Novel chemiluminescent substrate and probe systems for the identification of CFΔF508 genotypes

Background : Chemiluminescence detection systems are rapidly gaining popularity as safer alternatives to isotopic methods in molecular diagnostics with equal sensitivity and specificity. In addition, they offer versatility of detection because of the availability of different haptens for labeling the probes, the antihapten antibodies conjugated with either alkaline phosphatase (AP) or horseradish peroxidase (HRP), and their respective chemiluminescent substrates. A novel dual chemiluminescent substrate (AP and HRP based) and probe systems to distinguish genotypes of cystic fibrosis ΔF 508 mutation are described. Methods and Results : Two methodologies have been formulated to identify positively the genotypes of the cystic fibrosis ΔF 508 mutation. In method 1, a pair of oligonucleotides designed to anneal to the fanking regions of ΔF 508 mutation are differentially labeled with the hapten biotin or fluorescein and ligated using the template DNA of wild-type (N/N), heterozygous (N/ΔF 508 ), and homozygous (ΔF 508 /ΔF 508 ) genotypes. The ligated product containing both labels is detected by first binding with avidin-HRP and anti-fluorescein-AP followed by reaction with the dual substrate. As expected, the ligation products are detected only in N/ΔF 508 and ΔF 508 /ΔF 508 genotypes but not in N/N, where the ligation is precluded by the presence of three intervening nucleotides.
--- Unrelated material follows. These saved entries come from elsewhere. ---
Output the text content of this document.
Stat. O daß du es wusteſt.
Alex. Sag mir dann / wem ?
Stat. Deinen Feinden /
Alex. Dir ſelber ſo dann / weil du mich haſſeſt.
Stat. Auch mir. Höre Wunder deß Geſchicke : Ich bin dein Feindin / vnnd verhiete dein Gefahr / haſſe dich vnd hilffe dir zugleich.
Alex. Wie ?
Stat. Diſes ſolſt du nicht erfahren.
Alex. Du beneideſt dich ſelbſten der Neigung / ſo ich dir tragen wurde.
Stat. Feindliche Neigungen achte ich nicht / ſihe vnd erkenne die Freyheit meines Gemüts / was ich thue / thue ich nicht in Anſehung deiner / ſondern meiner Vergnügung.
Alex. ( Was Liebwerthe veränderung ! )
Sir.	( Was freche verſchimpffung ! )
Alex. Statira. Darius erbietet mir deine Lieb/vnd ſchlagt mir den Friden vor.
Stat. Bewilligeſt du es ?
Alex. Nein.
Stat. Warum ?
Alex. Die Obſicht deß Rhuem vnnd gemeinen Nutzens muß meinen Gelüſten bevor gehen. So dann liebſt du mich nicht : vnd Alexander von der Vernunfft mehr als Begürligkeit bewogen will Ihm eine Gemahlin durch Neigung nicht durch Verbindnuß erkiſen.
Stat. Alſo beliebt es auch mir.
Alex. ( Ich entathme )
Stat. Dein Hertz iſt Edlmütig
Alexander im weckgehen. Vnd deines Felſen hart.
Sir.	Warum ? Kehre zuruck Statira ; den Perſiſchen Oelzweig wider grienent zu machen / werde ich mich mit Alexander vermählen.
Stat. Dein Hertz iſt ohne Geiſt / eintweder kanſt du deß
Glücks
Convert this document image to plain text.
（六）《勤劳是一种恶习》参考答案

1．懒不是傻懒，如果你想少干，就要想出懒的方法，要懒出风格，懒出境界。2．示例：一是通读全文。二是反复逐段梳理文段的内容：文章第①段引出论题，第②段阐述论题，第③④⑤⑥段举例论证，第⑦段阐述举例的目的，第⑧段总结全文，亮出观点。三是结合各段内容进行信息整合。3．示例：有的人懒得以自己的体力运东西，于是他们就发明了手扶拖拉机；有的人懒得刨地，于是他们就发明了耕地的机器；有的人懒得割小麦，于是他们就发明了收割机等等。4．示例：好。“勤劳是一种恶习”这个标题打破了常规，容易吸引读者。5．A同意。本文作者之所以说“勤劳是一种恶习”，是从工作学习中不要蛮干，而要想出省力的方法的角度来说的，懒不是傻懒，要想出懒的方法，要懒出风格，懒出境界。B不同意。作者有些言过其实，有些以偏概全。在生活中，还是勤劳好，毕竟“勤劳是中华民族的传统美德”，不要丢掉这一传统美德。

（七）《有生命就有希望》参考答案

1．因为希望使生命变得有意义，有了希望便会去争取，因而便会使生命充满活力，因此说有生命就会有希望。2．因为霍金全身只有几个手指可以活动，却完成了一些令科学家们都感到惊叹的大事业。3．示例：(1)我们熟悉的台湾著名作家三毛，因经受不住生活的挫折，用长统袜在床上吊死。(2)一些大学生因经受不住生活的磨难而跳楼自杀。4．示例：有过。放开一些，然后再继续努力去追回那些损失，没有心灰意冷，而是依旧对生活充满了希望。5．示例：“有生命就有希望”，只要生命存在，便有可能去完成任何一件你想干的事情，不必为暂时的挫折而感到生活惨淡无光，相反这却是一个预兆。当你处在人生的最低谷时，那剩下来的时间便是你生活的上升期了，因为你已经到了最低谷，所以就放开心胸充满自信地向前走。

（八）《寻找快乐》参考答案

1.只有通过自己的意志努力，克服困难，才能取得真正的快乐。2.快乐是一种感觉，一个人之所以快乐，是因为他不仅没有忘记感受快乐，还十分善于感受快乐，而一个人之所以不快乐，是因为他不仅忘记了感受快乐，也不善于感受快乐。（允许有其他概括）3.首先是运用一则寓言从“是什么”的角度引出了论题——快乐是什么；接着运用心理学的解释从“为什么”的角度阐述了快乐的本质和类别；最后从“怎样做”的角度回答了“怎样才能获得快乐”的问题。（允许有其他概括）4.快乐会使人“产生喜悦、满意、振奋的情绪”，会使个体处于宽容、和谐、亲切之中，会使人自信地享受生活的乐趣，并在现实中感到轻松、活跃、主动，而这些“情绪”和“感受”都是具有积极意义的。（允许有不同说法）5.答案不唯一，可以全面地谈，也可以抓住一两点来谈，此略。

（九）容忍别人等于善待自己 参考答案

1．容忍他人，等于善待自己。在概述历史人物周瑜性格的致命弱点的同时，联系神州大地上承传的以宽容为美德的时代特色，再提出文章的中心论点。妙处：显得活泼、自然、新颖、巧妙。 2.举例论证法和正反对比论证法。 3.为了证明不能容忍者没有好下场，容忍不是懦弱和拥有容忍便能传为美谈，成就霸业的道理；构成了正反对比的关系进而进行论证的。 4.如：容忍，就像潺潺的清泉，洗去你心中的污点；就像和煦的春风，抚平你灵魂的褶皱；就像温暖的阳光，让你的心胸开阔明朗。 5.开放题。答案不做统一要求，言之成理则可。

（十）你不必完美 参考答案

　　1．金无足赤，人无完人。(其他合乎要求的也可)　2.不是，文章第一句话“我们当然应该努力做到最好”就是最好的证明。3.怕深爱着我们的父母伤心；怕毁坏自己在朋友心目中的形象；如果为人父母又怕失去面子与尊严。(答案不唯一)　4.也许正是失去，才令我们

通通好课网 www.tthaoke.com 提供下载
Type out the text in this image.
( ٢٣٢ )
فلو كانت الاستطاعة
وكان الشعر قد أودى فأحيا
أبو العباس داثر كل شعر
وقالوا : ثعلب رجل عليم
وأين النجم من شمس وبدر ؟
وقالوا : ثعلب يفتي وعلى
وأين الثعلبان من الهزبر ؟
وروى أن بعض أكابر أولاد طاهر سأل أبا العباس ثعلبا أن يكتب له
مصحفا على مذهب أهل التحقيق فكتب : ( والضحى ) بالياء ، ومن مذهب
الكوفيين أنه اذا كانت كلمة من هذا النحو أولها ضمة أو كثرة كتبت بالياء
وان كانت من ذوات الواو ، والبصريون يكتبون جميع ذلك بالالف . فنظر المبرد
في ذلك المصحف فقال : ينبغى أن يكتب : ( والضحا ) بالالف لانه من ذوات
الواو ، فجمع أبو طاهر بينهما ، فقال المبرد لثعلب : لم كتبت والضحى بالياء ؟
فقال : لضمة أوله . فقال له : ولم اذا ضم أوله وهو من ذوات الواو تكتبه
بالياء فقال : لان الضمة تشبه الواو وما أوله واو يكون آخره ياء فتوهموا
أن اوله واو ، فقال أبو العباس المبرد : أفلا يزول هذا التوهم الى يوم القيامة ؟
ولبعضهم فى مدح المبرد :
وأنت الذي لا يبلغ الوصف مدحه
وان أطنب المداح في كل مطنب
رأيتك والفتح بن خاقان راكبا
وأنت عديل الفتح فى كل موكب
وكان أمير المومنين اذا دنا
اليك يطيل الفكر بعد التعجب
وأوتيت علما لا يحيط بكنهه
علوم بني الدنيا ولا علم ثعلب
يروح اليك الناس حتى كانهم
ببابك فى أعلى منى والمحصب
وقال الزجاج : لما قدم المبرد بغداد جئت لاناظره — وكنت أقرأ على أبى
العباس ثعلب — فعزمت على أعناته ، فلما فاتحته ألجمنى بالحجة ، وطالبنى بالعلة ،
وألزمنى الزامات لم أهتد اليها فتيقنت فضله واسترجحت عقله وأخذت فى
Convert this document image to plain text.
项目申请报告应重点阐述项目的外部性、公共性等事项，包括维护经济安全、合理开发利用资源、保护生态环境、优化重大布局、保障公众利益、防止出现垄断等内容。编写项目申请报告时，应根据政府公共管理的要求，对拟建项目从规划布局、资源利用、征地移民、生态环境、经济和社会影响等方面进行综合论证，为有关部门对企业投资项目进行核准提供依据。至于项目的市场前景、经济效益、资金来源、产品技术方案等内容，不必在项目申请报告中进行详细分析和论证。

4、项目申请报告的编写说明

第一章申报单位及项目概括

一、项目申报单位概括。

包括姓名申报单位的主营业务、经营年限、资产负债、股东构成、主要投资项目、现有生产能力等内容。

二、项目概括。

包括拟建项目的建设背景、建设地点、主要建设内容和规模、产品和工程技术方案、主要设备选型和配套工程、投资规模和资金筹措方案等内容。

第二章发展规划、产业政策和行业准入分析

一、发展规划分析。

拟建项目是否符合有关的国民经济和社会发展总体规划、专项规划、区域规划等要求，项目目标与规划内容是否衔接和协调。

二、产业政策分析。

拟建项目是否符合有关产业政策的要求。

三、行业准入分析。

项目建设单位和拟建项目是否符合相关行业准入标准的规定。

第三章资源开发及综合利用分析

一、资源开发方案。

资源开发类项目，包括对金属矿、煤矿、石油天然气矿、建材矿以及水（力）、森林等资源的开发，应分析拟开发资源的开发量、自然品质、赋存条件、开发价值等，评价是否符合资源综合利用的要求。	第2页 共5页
In method 2, the three genotypes are hybridized on a membrane simultaneously with uniquely labeled (biotin or digoxigenin) oligonucleotides each designed to bind either the normal or the mutant allele. On treatment with HRP- and AP-conjugated antibodies followed by reaction with the dual substrate, only the band from N/ΔF 508 genotype emitted a strong signal because of the binding of both oligonucleotides. Conclusions : The ligation and hybridization methods in conjunction with the dual substrate can detect and differentiate the genotypes with the ΔF 508 mutation. These formats may be valuable for distinguishing normal individuals from carriers in population screening and fetuses that are heterozygous, from those that are homozygous for cystic fibrosis ΔF 508 in prenatal and neonatal diagnosis.